TRENTON, NJ – Governor Murphy was joined by students at Riverside Elementary School, Senator Kip Bateman, and Assemblyman Andrew Zwicker as he signed legislation S1925 (Bateman/Zwicker, Murphy, Freiman) into law on Monday to designate the bog turtle as New Jersey’s state reptile.
Two years ago, Mark Eastburn, science teacher at Riverside Elementary school, told his students that New Jersey did not have a state reptile. The students decided to take action and advocate for the endangered bog turtle to become New Jersey’s state reptile. They hope this designation will increase awareness to restore the habitat and help the species thrive.
Inhabitants of groundwater-fed freshwater wetlands, bog turtles were once abundant in New Jersey. The DFW’s Endangered and Nongame Species Program estimates that there are now fewer than 2,000 bog turtles left in the state. This secretive, palm-sized turtle is now found only in rural areas such as Sussex, Warren, Hunterdon, and Salem counties. Bog turtles have very specific habitat needs and are very sensitive to changes to its environment. The DEP has been working to protect land around high-priority populations, restoring habitat by eliminating invasive plant species, and identifying critical movement corridors.
“I commend New Jersey’s young students, teachers and scientists for working hard to protect our critically endangered bog turtles and our environment,” said Governor Murphy. “I could not be more excited to sign a bill officially making the bog turtle New Jersey’s state reptile.

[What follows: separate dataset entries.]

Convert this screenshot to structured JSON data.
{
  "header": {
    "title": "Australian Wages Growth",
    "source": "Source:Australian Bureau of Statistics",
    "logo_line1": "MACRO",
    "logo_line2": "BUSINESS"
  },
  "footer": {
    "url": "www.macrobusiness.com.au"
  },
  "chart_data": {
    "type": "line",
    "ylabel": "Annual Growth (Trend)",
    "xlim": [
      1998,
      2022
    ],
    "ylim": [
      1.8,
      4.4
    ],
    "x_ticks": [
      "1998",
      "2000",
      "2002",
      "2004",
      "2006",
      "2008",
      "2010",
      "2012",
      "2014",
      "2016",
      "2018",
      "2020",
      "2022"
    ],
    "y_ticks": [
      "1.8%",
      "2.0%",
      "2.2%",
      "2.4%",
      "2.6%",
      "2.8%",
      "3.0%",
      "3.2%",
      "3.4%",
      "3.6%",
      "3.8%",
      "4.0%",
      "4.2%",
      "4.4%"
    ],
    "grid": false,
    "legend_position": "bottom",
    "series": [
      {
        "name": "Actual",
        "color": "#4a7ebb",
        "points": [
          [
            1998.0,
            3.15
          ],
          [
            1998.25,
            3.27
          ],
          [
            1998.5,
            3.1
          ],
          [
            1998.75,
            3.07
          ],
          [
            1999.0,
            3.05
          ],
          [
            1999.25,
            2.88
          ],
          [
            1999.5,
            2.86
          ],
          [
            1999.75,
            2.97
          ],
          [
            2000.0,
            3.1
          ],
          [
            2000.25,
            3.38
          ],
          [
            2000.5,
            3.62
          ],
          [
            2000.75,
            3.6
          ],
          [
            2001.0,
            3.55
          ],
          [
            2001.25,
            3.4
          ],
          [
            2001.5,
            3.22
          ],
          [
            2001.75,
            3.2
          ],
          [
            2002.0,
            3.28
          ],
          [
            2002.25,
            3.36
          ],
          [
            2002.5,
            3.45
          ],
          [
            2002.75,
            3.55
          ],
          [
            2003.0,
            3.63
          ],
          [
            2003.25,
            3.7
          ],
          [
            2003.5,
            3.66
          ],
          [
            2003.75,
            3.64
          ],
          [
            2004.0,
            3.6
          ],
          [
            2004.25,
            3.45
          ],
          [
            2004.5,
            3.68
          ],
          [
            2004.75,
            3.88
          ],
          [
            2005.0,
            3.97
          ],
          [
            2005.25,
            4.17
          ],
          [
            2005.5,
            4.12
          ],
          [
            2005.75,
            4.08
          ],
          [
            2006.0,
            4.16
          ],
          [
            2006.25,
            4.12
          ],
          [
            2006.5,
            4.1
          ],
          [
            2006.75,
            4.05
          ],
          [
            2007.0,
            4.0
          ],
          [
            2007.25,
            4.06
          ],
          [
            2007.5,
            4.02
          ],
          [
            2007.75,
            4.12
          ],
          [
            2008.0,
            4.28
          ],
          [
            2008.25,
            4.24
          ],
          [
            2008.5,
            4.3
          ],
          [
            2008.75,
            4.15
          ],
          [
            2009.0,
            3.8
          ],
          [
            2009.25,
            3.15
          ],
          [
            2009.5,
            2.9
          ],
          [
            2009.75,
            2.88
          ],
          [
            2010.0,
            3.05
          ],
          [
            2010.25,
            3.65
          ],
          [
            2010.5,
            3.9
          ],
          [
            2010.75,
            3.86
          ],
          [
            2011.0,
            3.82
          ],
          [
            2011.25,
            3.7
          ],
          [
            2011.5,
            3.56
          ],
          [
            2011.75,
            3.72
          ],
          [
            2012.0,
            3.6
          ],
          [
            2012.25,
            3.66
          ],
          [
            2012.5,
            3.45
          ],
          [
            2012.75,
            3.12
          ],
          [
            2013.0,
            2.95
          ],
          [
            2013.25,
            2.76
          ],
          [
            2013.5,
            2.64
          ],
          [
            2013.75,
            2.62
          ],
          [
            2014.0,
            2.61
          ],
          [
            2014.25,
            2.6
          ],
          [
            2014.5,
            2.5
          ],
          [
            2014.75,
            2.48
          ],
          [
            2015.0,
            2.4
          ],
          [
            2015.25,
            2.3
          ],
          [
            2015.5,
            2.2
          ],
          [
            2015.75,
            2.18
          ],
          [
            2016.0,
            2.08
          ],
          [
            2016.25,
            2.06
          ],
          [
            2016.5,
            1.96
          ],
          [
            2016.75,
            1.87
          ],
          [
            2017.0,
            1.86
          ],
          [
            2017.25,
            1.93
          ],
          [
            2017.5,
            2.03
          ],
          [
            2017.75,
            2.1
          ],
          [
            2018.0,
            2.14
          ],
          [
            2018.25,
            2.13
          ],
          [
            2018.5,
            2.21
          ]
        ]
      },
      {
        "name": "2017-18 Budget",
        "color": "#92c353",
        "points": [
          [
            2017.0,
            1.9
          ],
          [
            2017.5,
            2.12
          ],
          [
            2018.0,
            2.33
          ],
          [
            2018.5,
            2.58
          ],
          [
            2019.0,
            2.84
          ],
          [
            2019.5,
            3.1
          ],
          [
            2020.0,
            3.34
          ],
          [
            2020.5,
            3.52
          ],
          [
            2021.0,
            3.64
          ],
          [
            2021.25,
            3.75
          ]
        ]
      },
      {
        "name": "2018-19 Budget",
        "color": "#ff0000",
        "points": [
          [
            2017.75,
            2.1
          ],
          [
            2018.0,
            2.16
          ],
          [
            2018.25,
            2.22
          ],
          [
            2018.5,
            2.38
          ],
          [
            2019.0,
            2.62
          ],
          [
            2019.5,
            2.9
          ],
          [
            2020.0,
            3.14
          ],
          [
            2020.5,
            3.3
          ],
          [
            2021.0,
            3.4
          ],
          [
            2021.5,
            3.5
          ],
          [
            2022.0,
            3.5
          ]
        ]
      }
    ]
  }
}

This bill shows that when we work together, we can accomplish some pretty great things.”
“We have been told that there are very few bills in the New Jersey Legislature that could ever pass a unanimous vote and we are very grateful that Democrats and Republicans can come together and support this effort,” said Jeremy Wachtell, fifth-grade student at Riverside Elementary School.
“We are so thankful that you have responded to our letters and we are also so grateful that you, along with Senator Bateman and Assemblyman Zwicker, have shown us that every person in New Jersey has a voice as long as we are not afraid to speak up,“ said Jamie Acevedo, fifth-grade student at Riverside Elementary School.
“It shows that you can work together – Republicans and Democrats and Bog Turtles are not partisan – they are bipartisan.” He continued to tell the students, “Doing what we’re doing here today is really because of your actions and your teacher’s actions. The teachers here are going to be able to save a very valuable resource so you should be really proud of yourself,“ said Senator Kip Bateman.
“I am so thrilled to be here and have the Governor here to sign this bill for all of the work you did and I just want to say slow and steady wins the race,” said Assemblyman Andrew Zwicker.